From HoganLovells Cross-Border 2014 [pg. 19] comes an example of how a multiple-choice question accommodates respondents who don’t know the answer. Also, it shows how data from such a question might be reported in a polar graphic. Seven percent of the respondents did not know whether their company’s international contracts include arbitration procedures.

In the jargon of data analysts, a “Don’t know” is called item non-response: no answer is given to a particular survey item when at least one valid answer was given to some item by the same respondent, e.g., leaving an item on a questionnaire blank, or responding to some questions by saying, “I don’t know,” while providing a valid response to other questions.

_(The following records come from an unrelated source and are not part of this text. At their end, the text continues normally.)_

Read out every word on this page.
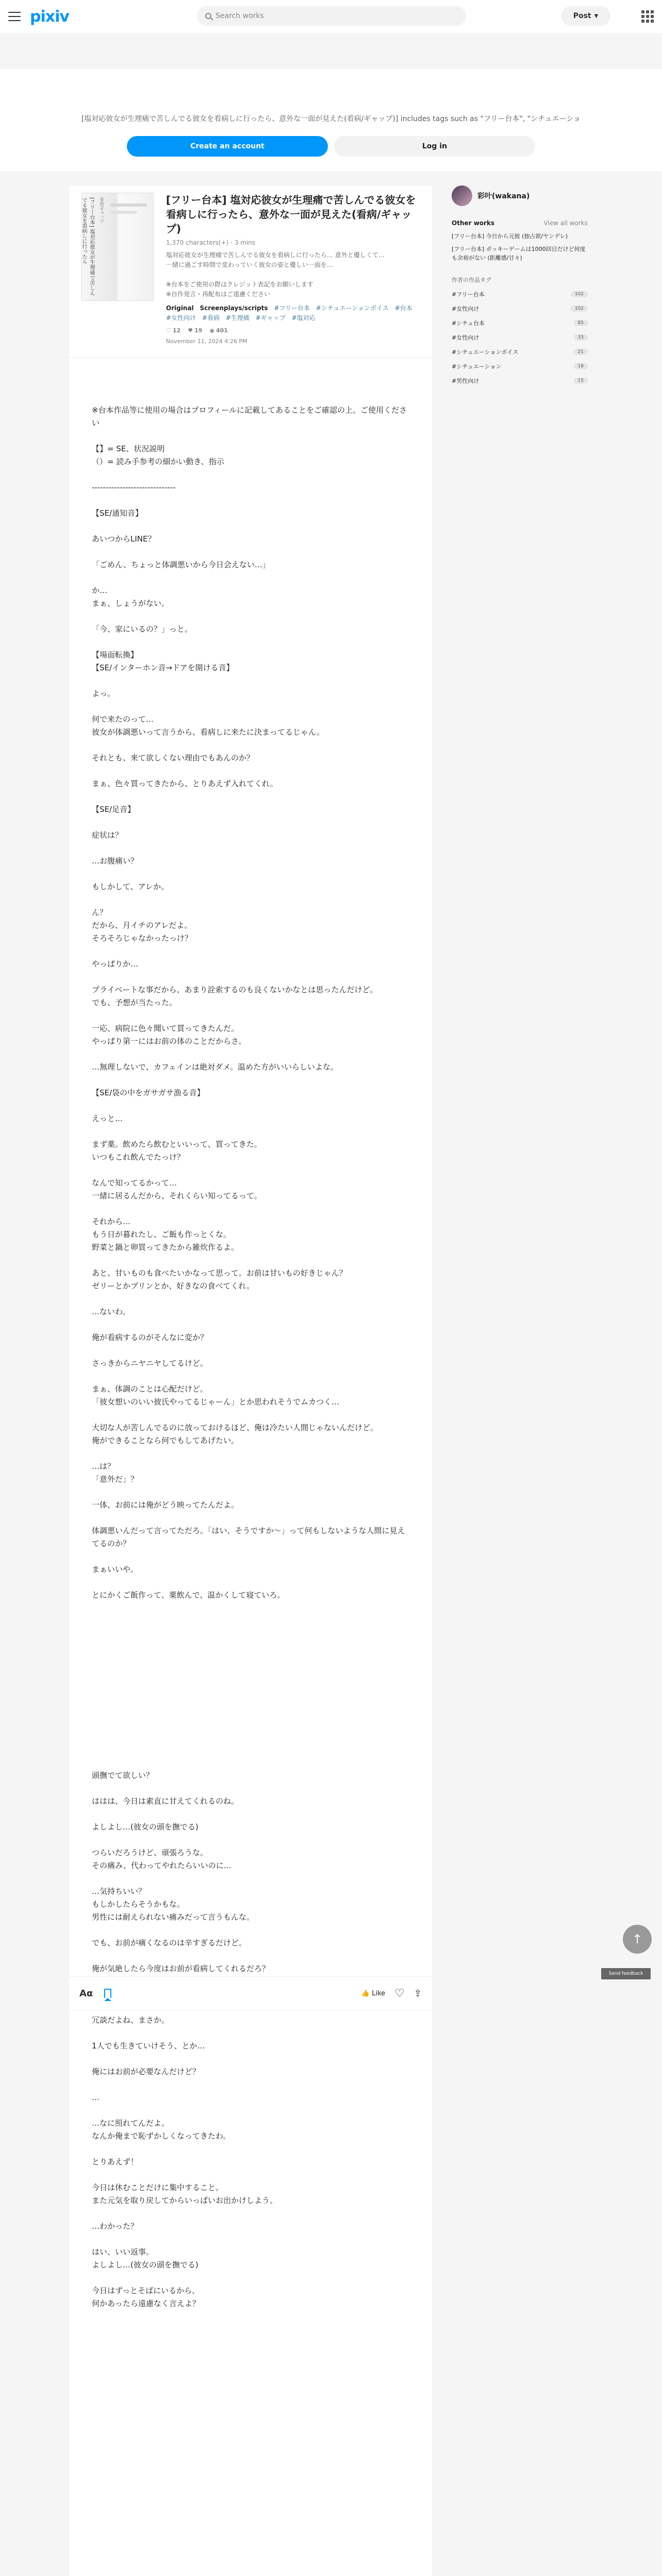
pixiv	Search works	Post ▼
[塩対応彼女が生理痛で苦しんでる彼女を看病しに行ったら、意外な一面が見えた(看病/ギャップ)] includes tags such as "フリー台本", "シチュエーショ
Create an account	Log in
[フリー台本] 塩対応彼女が生理痛で苦しんでる彼女を看病しに行ったら	看病/ギャップ	[フリー台本] 塩対応彼女が生理痛で苦しんでる彼女を看病しに行ったら、意外な一面が見えた(看病/ギャップ)
1,370 characters(+) · 3 mins
塩対応彼女が生理痛で苦しんでる彼女を看病しに行ったら… 意外と優しくて…
一緒に過ごす時間で変わっていく彼女の姿と優しい一面を…

※台本をご使用の際はクレジット表記をお願いします
※自作発言・再配布はご遠慮ください
Original Screenplays/scripts #フリー台本 #シチュエーションボイス #台本 #女性向け #看病 #生理痛 #ギャップ #塩対応
♡ 12 ♥ 19 ◉ 401
November 11, 2024 4:26 PM

※台本作品等に使用の場合はプロフィールに記載してあることをご確認の上、ご使用ください

【】= SE、状況説明

（）= 読み手参考の細かい動き、指示

------------------------------

【SE/通知音】

あいつからLINE？

「ごめん、ちょっと体調悪いから今日会えない…」

か…

まぁ、しょうがない。

「今、家にいるの？」っと。

【場面転換】

【SE/インターホン音→ドアを開ける音】

よっ。

何で来たのって…

彼女が体調悪いって言うから、看病しに来たに決まってるじゃん。

それとも、来て欲しくない理由でもあんのか？

まぁ、色々買ってきたから、とりあえず入れてくれ。

【SE/足音】

症状は？

…お腹痛い？

もしかして、アレか。

ん？

だから、月イチのアレだよ。

そろそろじゃなかったっけ？

やっぱりか…

プライベートな事だから、あまり詮索するのも良くないかなとは思ったんだけど。

でも、予想が当たった。

一応、病院に色々聞いて買ってきたんだ。

やっぱり第一にはお前の体のことだからさ。

…無理しないで、カフェインは絶対ダメ。温めた方がいいらしいよな。

【SE/袋の中をガサガサ漁る音】

えっと…

まず薬。飲めたら飲むといいって、買ってきた。

いつもこれ飲んでたっけ？

なんで知ってるかって…

一緒に居るんだから、それくらい知ってるって。

それから…

もう日が暮れたし、ご飯も作っとくな。

野菜と鍋と卵買ってきたから雑炊作るよ。

あと、甘いものも食べたいかなって思って。お前は甘いもの好きじゃん？

ゼリーとかプリンとか、好きなの食べてくれ。

…ないわ。

俺が看病するのがそんなに変か？

さっきからニヤニヤしてるけど。

まぁ、体調のことは心配だけど。

「彼女想いのいい彼氏やってるじゃーん」とか思われそうでムカつく…

大切な人が苦しんでるのに放っておけるほど、俺は冷たい人間じゃないんだけど。

俺ができることなら何でもしてあげたい。

…は？

「意外だ」？

一体、お前には俺がどう映ってたんだよ。

体調悪いんだって言ってただろ。「はい、そうですか〜」って何もしないような人間に見えてるのか？

まぁいいや。

とにかくご飯作って、薬飲んで、温かくして寝ていろ。

頭撫でて欲しい？

ははは、今日は素直に甘えてくれるのね。

よしよし…(彼女の頭を撫でる)

つらいだろうけど、頑張ろうな。

その痛み、代わってやれたらいいのに…

…気持ちいい？

もしかしたらそうかもな。

男性には耐えられない痛みだって言うもんな。

でも、お前が痛くなるのは辛すぎるだけど。

俺が気絶したら今度はお前が看病してくれるだろ？

冗談だよね、まさか。

1人でも生きていけそう、とか…

俺にはお前が必要なんだけど？

…

…なに照れてんだよ。

なんか俺まで恥ずかしくなってきたわ。

とりあえず！

今日は休むことだけに集中すること。

また元気を取り戻してからいっぱいお出かけしよう。

…わかった？

はい、いい返事。

よしよし…(彼女の頭を撫でる)

今日はずっとそばにいるから、

何かあったら遠慮なく言えよ？

彩叶(wakana)
Other works	View all works
[フリー台本] 今日から元彼 (独占欲/ヤンデレ)
[フリー台本] ポッキーゲームは1000回目だけど何度も余裕がない (距離感/甘々)
作者の作品タグ
#フリー台本	102
#女性向け	102
#シチュ台本	85
#女性向け	33
#シチュエーションボイス	21
#シチュエーション	18
#男性向け	15
↑
Send feedback
Aα	👍 Like ♡ ⇪
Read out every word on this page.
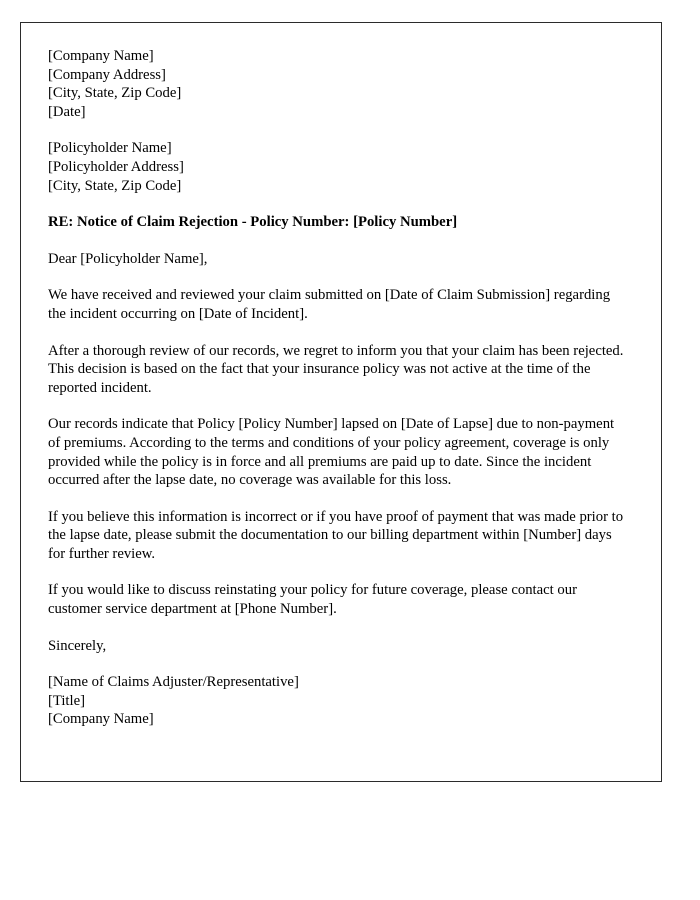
[Company Name]
[Company Address]
[City, State, Zip Code]
[Date]
[Policyholder Name]
[Policyholder Address]
[City, State, Zip Code]

RE: Notice of Claim Rejection - Policy Number: [Policy Number]

Dear [Policyholder Name],

We have received and reviewed your claim submitted on [Date of Claim Submission] regarding the incident occurring on [Date of Incident].

After a thorough review of our records, we regret to inform you that your claim has been rejected. This decision is based on the fact that your insurance policy was not active at the time of the reported incident.

Our records indicate that Policy [Policy Number] lapsed on [Date of Lapse] due to non-payment of premiums. According to the terms and conditions of your policy agreement, coverage is only provided while the policy is in force and all premiums are paid up to date. Since the incident occurred after the lapse date, no coverage was available for this loss.

If you believe this information is incorrect or if you have proof of payment that was made prior to the lapse date, please submit the documentation to our billing department within [Number] days for further review.

If you would like to discuss reinstating your policy for future coverage, please contact our customer service department at [Phone Number].

Sincerely,

[Name of Claims Adjuster/Representative]
[Title]
[Company Name]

Another survey, DLA Piper Compliance 2017 [pg. 15], used a “Does not apply” option. Almost one-third of the respondents checked it. It is conceivable that some respondents did not know the answer and resorted to denying its applicability to them as the best of the three choices, although far from optimal.

One more example, this time from Fulbright Jaworski Lit 2009 [pg. 61]. Here, one-fifth of those who took the survey indicated that they didn’t know the answer to the question reproduced on top of the plot.

It is easy to include variations of the non-substantive selections described above. In fact, extrapolating from these three instances, firms probably should do so since significant numbers of respondents might pick them — on average almost one out of five in the above surveys.

Multiple-choice questions dominate the formats of questions asked

Having examined more than 100 reports published by law firms based on the surveys they sponsored, I suspected that more than three out of four questions asked on the surveys fell into the category of multiple choice. Reluctant to confirm that sense by laboriously trying to categorize all the questions in all those surveys, I invited my trusty R software select five of the surveys at random.

Sure enough, all five not only exceeded the perception of at least 75% of the questions being multiple choice, but in fact every single question that could be identified from the five reports fell into that format! Bear in mind that we can’t be certain about all the questions asked on the surveys, but we can glean from the reports most of them. It would be necessary to count from the actual questionnaire to confirm this data.

Specifically, Seyfarth Shaw Future 2017 went eight for eight, Morrison Foerster MA 2014 was five out of five, and Berwin Leighton Arbvenue 2014 used multiple-choice questions for all of its at least 14 questions (it is difficult to figure out from the Berwin report exactly how many questions were on the survey). In Foley Lardner Telemedicine 2014, all twelve questions (include three demographic questions) were multiple choice; with Foley Lardner Cars 2017, all 16 questions were multiple choice (including two demographic questions).

Of those 55 multiple choice questions, a few presented binary choices but most of them presented a list of 4-to-7 selections to pick from. Likert scales appeared rarely, as illustrated in the plot below from Foley Lardner Cars 2017 [pg. 5]. The scale ranges from “Strongly Agree” to “Strongly Disagree.”

Morrison Foerster MA 2014 [pg. 4] also used a Likert scale in a question.